Tribunal de Justiça do Distrito Federal e dos Territórios

Corregedor recebe organismo francês para tratar de adoção internacional

por DA — publicado 21/11/2024

O Corregedor da Justiça do Distrito Federal, Desembargador Mário-Zam Belmiro Rosa, recebeu o Presidente Honorário do Organismo Credenciado Francês em Adoção Internacional - COFA-COGNAC, Jean-Marie Brémeau, e representantes locais, nesta terça-feira, 19/11. O encontro abordou o cenário atual da adoção internacional de crianças e adolescentes brasileiros por famílias francesas, mediado no DF pela Comissão Distrital Judiciária de Adoção (CDJA) , do Tribunal de Justiça do Distrito Federal e dos Territórios (TJDFT).

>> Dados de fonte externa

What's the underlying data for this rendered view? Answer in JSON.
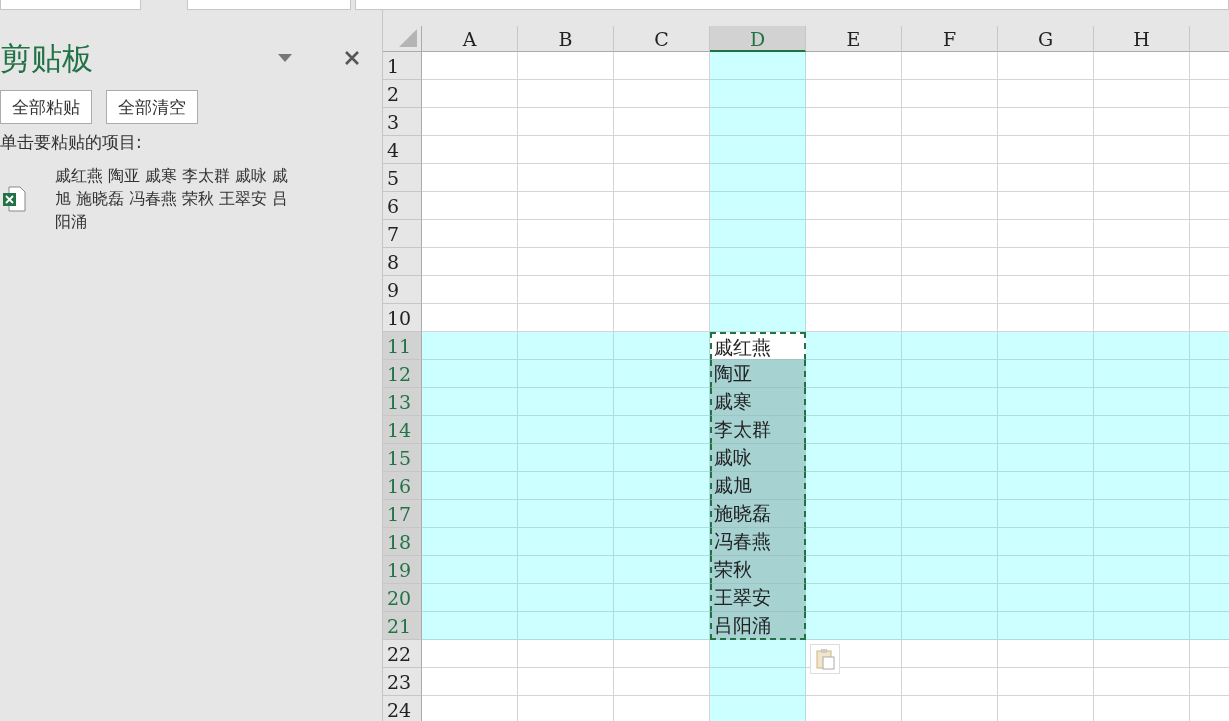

Os desafios atuais da adoção no DF foram apresentados aos visitantes pelo Desembargador Mário-Zam Belmiro Rosa, trabalho que conheceu de perto em visita ao Fórum da Infância e da Juventude, no último dia 5/11. Também foi destacada a importância empregada ao trato da pauta infantojuvenil no Tribunal. “Minha visão é a de que a infância e a juventude devem ter prioridade absoluta. Não por acaso, o Fórum da Infância foi um dos primeiros fóruns que busquei conhecer”. O Corregedor da Justiça do DF visitou a estrutura da Justiça da Infância e da Juventude do DF como parte da série de visitas a unidades do TJDFT com intuito de conhecer o trabalho e entender as necessidades, alinhadas à meta de sua gestão de aproximar a Corregedoria da 1º Instância Judicial.

A Secretária Executiva da CDJA, Marisa Muniz Verri, explicou o processo de adoção internacional no DF, desenvolvido pela unidade ligada à Corregedoria do TJDFT. “Entre as frentes de trabalho da CDJA hoje estão a habilitação e preparação das famílias pretendentes à adoção, o trabalho com crianças e adolescentes antes do acolhimento e o estágio de convivência", explicou a secretária. Ela reforçou que a adoção internacional é tratada como uma excepcionalidade, quando não se encontram pretendentes nacionais.

O Presidente Honorário da COFA-COGNAC compartilhou que o Brasil é um país muito buscado para adoção por pretendentes franceses pela segurança do processo de acolhimento e por permitir o acolhimento por famílias homoafetivas e mais velhas. “Na França há uma imagem muito boa do Brasil. As famílias que buscam o processo, tem em comum o real desejo de serem pais”, explicou Jean-Marie Brémeau. Ele, no entanto, lembrou dos desafios associados ao acolhimento internacional. “Além de se adaptarem à nova família, as crianças precisam passar pela integração social, na escola. Chegam a um país novo, com um novo idioma, cultura e regras. A boa preparação é uma condição de sucesso para a adoção internacional", completou o representante.

O trabalho da instituição, que trabalha junto à CDJA para intermediar a adoção de crianças e adolescentes brasileiros por famílias francesas, foi apresentado por Marisa Drumond, responsável na França pelas ações da COFA-COGNAC no Brasil. “Nossa atuação começa antes da adoção e se estende muito após ela. Preparamos famílias francesas e crianças adotadas por elas para que as adoções sejam bem-sucedidas, com o trato das diferenças culturais, dos perfis de adoção”, explica ela. Além do país, a organização também atua no Equador e no Vietnã. O trabalho desenvolvido pela COFA foi elogiado pela Chefe de Gabinete da Corregedoria, Lara Rodrigues.

A advogada da organização Mabel Resende lembrou que a sintonia entre o Judiciário Brasileiro, no caso do DF, o TJDFT com os organismos internacionais, é fundamental para assegurar o respeito ao maior interesse da criança e dos adolescentes no processo de adoção. A representante destacou o trabalho desenvolvido pela CDJA nesse sentido. “A Comissão realiza um trabalho primoroso de preparação das crianças para adoção internacional e de apoio às famílias aqui em Brasília. Esse olhar de cuidado é de extrema importância", defendeu.

Também participaram da reunião o Juiz Auxiliar da Corregedoria Caio Brucoli e a Secretária Executiva  Substituta da CDJA, Naisa Carla Martins.